In Hongkong hat ein aufsehenerregender Prozess gegen drei prominente Demokratieaktivisten begonnen, der weit über den Gerichtssaal hinaus Bedeutung hat. Chow Hang-tung (40), Lee Cheuk-yan (68) und Albert Ho (74) standen jahrelang im Zentrum der öffentlichen Gedenkveranstaltungen zum Tiananmen-Massaker von 1989. Nun müssen sie sich vor Gericht verantworten – angeklagt nach dem umstrittenen nationalen Sicherheitsgesetz, das Peking 2020 in Hongkong eingeführt hat.
Die drei gehörten zur inzwischen aufgelösten Organisation Hong Kong Alliance in Support of Patriotic Democratic Movements of China (HK Alliance). Diese hatte seit ihrer Gründung im Mai 1989 jedes Jahr Mahnwachen organisiert, um an die blutige Niederschlagung der prodemokratischen Proteste auf dem Tiananmen-Platz in Peking zu erinnern. Hongkong war lange Zeit der einzige Ort auf chinesischem Staatsgebiet, an dem dieses Gedenken öffentlich möglich war.
Den Angeklagten wird vorgeworfen, andere zur „Untergrabung der Staatsgewalt“ angestiftet zu haben. Albert Ho hat sich schuldig bekannt, während Chow Hang-tung und Lee Cheuk-yan auf nicht schuldig plädieren. Im Falle einer Verurteilung drohen ihnen bis zu zehn Jahre Haft. Alle drei befinden sich bereits seit 2021 in Untersuchungshaft.
Die Staatsanwaltschaft argumentiert, dass Parolen der HK Alliance wie „Beendet die Einparteienherrschaft“ einen direkten Angriff auf die chinesische Verfassung darstellten. Die Verteidigung hingegen sieht den Prozess als politischen Akt. Menschenrechtsorganisationen wie Amnesty International sprechen von einem Versuch, Geschichte umzuschreiben und kritische Erinnerung zu kriminalisieren. „Es geht hier nicht um nationale Sicherheit, sondern um Bestrafung des Erinnerns“, sagte Amnesty-Vertreterin Sarah Brooks.
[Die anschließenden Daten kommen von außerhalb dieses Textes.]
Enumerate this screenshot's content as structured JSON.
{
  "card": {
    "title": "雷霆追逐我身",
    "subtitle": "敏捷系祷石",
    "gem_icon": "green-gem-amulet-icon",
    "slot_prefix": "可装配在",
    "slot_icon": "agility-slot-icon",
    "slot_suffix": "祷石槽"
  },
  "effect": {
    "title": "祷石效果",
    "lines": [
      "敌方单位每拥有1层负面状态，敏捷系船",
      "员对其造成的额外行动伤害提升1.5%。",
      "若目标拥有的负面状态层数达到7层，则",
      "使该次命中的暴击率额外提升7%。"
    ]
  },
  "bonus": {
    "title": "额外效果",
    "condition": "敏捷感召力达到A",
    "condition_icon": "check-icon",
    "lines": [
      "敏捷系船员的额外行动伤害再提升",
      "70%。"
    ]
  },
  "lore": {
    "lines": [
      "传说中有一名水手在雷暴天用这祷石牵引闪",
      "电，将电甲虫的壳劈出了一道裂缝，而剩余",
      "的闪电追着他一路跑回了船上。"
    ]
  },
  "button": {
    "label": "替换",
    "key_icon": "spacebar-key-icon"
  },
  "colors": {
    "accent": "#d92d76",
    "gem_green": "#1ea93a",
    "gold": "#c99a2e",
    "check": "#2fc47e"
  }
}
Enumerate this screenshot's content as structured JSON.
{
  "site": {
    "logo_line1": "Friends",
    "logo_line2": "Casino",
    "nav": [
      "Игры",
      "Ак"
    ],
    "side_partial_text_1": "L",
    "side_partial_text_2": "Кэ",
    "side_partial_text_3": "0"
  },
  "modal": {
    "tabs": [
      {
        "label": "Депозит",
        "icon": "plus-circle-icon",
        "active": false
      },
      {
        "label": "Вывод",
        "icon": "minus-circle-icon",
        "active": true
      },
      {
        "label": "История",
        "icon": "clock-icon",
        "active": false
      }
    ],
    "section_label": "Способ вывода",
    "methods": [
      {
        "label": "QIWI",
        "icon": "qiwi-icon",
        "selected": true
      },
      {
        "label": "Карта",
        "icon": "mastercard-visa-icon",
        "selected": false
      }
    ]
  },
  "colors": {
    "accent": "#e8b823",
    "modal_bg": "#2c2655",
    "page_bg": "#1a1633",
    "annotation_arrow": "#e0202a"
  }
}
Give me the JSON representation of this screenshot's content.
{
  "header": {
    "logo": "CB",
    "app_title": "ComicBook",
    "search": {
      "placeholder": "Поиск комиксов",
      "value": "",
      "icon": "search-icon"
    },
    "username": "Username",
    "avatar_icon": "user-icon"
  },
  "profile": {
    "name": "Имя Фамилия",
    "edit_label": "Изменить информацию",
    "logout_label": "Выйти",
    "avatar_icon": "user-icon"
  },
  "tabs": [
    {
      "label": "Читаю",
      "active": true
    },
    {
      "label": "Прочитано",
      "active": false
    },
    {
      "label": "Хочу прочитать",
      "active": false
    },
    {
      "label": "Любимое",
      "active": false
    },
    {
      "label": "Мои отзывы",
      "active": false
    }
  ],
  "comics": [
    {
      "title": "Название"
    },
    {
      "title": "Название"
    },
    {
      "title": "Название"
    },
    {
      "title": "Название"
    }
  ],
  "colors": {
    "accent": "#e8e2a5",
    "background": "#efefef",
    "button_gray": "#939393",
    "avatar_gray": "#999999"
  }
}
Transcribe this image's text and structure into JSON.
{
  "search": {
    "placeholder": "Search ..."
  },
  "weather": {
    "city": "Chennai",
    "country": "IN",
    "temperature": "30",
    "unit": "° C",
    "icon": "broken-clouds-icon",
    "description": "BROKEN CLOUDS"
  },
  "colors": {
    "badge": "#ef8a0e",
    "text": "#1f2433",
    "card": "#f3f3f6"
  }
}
Die Mahnwachen zum 4. Juni wurden erstmals 2020 verboten – offiziell wegen der Covid-19-Pandemie. Seitdem sind sie nicht mehr erlaubt. Kritiker sehen darin ein deutliches Zeichen für den Wandel Hongkongs: von einer teilautonomen Stadt mit weitreichenden Freiheitsrechten hin zu einem System, das sich zunehmend an den politischen Vorgaben Pekings orientiert.
Das nationale Sicherheitsgesetz stellt unter anderem Sezession, Subversion, Terrorismus und „Zusammenarbeit mit ausländischen Kräften“ unter schwere Strafen. Während die Regierung betont, das Gesetz sei notwendig für Stabilität und Ordnung, sprechen Beobachter von einem Klima der Angst und einem massiven Abbau der Meinungsfreiheit.
Der Prozess, der voraussichtlich 75 Tage dauern wird, gilt als weiterer Prüfstein für die Zukunft von Rechtsstaatlichkeit, Erinnerungskultur und politischer Freiheit in Hongkong.